Since the start of FLEGT licensing, named after the EU Forest Law Enforcement, Governance and Trade Action Plan, Indonesia has shipped certified legal timber products worth more than EUR 1 billion to the EU to operators in all 28 EU Member States.
The half-day event in Jakarta on 30 November focused on Indonesia’s achievements, on challenges the EU and Indonesia have encountered, and on opportunities to build upon the progress made through FLEGT licensing to date.
The FLEGT licensing scheme is the result of a Voluntary Partnership Agreement, which Indonesia and the EU negotiated to address illegal logging, improve forest governance and promote trade in legal timber products.

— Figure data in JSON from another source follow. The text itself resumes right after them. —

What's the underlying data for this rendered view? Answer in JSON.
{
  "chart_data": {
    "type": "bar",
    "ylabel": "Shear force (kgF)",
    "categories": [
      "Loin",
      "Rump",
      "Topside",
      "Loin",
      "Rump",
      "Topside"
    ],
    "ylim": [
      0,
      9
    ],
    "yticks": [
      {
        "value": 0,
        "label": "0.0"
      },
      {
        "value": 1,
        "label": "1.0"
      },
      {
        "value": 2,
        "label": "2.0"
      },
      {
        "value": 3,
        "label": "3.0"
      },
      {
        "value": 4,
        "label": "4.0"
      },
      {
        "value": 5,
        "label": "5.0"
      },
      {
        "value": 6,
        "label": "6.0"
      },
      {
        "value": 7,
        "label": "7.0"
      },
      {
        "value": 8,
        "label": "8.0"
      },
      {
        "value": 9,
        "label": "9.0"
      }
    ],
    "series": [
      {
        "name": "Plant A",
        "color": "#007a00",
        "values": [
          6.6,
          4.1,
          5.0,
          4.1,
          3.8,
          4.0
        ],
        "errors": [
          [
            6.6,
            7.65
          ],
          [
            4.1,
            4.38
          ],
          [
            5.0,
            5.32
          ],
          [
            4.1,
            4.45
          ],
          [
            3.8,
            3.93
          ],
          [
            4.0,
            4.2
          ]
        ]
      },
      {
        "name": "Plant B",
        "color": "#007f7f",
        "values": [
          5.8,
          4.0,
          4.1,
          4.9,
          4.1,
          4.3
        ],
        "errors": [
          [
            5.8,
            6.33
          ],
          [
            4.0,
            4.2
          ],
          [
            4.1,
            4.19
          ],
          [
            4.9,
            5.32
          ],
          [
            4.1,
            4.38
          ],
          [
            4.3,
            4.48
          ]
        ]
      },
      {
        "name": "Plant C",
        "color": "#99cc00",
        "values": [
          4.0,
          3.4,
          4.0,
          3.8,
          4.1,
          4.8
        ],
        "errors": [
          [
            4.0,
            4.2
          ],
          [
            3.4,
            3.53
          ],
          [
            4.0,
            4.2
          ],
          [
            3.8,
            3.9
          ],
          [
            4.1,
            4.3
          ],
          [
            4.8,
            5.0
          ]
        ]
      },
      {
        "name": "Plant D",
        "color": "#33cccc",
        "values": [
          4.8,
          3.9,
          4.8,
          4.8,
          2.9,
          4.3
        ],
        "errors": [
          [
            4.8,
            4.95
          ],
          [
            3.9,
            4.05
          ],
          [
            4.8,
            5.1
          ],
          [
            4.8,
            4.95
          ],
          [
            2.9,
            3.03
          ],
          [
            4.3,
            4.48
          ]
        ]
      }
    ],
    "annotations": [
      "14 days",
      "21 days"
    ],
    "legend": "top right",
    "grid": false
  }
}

“Indonesia is committed to improve forest law enforcement and governance through responsible trade of legal and certified timber,” said Siti Nurbaya Bakar, Indonesia’s Minister of Environment and Forestry. “This contributes to Indonesia’s economic development, and broader socio-environmental benefits, including climate action.”
Indonesia is the first country in the world to issue FLEGT licences for timber products it exports to the EU, automatically meeting the EU’s strict legality requirements.
"The FLEGT partnerships aim to benefit both people and the planet,” said Vincent Guérend, the EU Ambassador to Indonesia. “They strengthen rights, increase prosperity and help Indonesia in its efforts to manage its forests sustainably and use them to limit climate change.”
In parallel to Indonesia’s issuance of FLEGT licences, the EU Member States have increased enforcement of the EU Timber Regulation (EUTR), which prohibits operators from placing illegally-harvested timber and timber products on the EU market.
Between March 2015 and February 2017, authorities in EU countries conducted 2,704 checks on operators related to imported timber, leading to 525 notices of remedial actions and 139 penalties. In addition, six court cases were concluded. This demonstrates that the EU is very serious in ensuring that only legal timber is entering its market.